Peut-être n’est-ce en aucun cas une excuse. Peut-être ne devrait-elle pas s’excuser. Malgré tout, avec son statut, avec son aura et sa démarche assurée,malgré les accidents du terrain qu’il lui a fallu dix trajets avant de retenir et éviter, avec sa vigilance si sensible...Peut-être, qu’avec tout cela, il l’impressionne un peu, même si, jamais, elle ne l’avouerait. Même si, jamais, elle ne consentirait à le reconnaître.

L’ombre du garde craint et méprisé, sur le vaisseau, n’est jamais loin de l’homme qu’ont révélé leurs conditions de vie, moins… robotique.

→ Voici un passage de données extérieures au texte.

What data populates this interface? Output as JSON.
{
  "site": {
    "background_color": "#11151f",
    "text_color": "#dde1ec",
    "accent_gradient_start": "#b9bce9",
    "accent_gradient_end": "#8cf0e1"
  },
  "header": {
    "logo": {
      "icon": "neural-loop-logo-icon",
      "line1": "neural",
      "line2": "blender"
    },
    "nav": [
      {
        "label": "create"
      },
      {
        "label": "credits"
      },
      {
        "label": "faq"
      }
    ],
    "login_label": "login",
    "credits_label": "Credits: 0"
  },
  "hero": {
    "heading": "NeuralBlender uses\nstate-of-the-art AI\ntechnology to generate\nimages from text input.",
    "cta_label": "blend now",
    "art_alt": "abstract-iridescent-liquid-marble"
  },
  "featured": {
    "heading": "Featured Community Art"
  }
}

Elle marche décidée, mémorise la torsion d’un tronc, l’angle d’une branche, déteste l’exercice et cette aventure inattendue. Aurait sans doute du se taire. Chanterait, au campement, pour dissiper le nœud dans son ventre, dans sa tête. Et si perdue dans ses pensées qu’elle glisse sur un morceau de bois à moitié décomposé et jute, avec toute la grace d’une charretière, en s’étalant au sol.

« AAARGH…. PUTAIN DE FORET ! »

Serrant les dents, elle roule sur le dos en se tenant le genou et étouffe la plainte et les autres insultes qu’elle aurait pu itérer, apercevant, à travers ces cils, derrière le voile humide de la douleur fulgurante, la silhouette du garde.